The signature Radiohead sounds are evident throughout the nine tracks Yorke has assembled from spare moments on the road with his reigning electronic-rock supergroup. Keyboards overflow like bubbling volcanoes. Backing vocals wail like ghosts caught in purgatory. The percussion is more programmed and the guitar work deliberately sparse. Some of the drumbeats sound like leftovers from a New Order session.
It is a mystery why Yorke chose to distance himself from his bandmates, except perhaps to prove that he needs them to polish and perfect his musings on bad relationships, technology and life in general. The overall minimalist effect here may be dubbed “Radiohead-lite,” but Yorke’s vocals are always interesting, and this is where the album ultimately succeeds.
The lyrics are in keeping with Yorke’s stable of angst-ridden, existential narrators.
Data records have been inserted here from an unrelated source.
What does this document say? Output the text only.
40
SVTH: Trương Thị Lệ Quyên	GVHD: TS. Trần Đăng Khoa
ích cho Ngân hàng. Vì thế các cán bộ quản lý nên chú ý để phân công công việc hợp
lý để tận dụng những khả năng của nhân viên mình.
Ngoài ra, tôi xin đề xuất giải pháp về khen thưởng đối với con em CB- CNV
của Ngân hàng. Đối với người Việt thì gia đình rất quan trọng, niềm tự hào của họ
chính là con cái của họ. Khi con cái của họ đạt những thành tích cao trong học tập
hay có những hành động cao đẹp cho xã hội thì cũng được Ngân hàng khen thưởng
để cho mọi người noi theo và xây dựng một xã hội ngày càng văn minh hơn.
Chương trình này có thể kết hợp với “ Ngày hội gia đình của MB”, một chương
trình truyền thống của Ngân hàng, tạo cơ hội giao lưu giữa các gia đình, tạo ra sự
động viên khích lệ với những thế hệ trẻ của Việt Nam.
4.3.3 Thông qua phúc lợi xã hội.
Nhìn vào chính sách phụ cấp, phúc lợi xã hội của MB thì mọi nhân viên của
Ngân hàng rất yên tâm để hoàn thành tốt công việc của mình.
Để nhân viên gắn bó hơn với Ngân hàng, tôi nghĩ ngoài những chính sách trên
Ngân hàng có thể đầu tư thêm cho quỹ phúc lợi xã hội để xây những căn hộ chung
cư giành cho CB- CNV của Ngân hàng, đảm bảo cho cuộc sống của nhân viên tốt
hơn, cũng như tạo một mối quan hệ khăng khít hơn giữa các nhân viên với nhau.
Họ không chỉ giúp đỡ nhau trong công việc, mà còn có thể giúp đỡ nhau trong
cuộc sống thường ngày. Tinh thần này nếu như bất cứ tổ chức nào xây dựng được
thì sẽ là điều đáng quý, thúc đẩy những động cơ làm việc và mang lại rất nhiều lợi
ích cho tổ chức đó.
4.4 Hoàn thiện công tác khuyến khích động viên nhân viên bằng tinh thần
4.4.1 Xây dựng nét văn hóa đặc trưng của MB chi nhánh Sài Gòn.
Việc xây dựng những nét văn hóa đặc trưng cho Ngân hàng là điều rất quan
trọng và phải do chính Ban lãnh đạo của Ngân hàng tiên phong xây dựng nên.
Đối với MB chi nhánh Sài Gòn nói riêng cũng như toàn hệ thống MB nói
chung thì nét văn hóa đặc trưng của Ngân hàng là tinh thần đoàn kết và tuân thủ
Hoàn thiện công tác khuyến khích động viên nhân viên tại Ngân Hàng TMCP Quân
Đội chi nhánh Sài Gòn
But lyrics were never a critical element to Radiohead’s overall appeal, except when they were misconstrued in their early single “Creep,” a song he now refuses to play in concert.
Much of the imagery is cryptic, elusive and vaguely pretentious. On “Atoms for Peace” the narrator is stuck in a relationship that is clearly not working, consumed by “so many lies,” and wanting to “eat your artichoke heart.”
Some of the songs just drone on with Yorke reduced to whining plaintively “I’m too wasted to fight back/I can see you/but I can never reach you,” on “And It Rained All Night.” The narrator of “Analyse” insists that “there’s no time/to analyse/to think things through/to make sense,” and this seems to be the consensus on most of the disc’s tunes.
When the lyrics and music come together and work, like in “Harrowdown Hill” and in the title cut, the music soars, though not as grandly as such Radiohead epics as “Everything in Its Right Place,” “Karma Police” and “High and Dry.”
The paranoid narrator of “The Eraser” is determined to get the upper hand, whether in a relationship or with his condition in life. “The more you try to erase me/the more that I appear,” he states. He warns his enemy “be careful how you respond” and asks “are you only being nice/because you want something?” The shoe soon is put on the other foot and “the more I try to erase you/the more that you appear.” Whatever the situation, the narrator can’t get away from it and “it’s doing me in/doing me in.”
“Black Swan” is another angst-ridden tune, but Yorke works his magic and makes the downtrodden epic sound romantic and uplifting, even with a chorus that repeats “this is f***ed up/f***ed up” in a mournful tone that has the singer on the verge of surrender (or suicide). The grim drumbeat that backs the song sounds like a skeleton’s knuckle knocking on a coffin and the overall effect is of a soul trapped in hell.
In conclusion, there really is no separating Yorke from his mother group. With Radiohead’s EMI recording contract now extant, and no new album in sight, fans will have to settle for this bitter but fascinating pill from Yorke, who remains one of the best and most mysterious vocalists in rock today.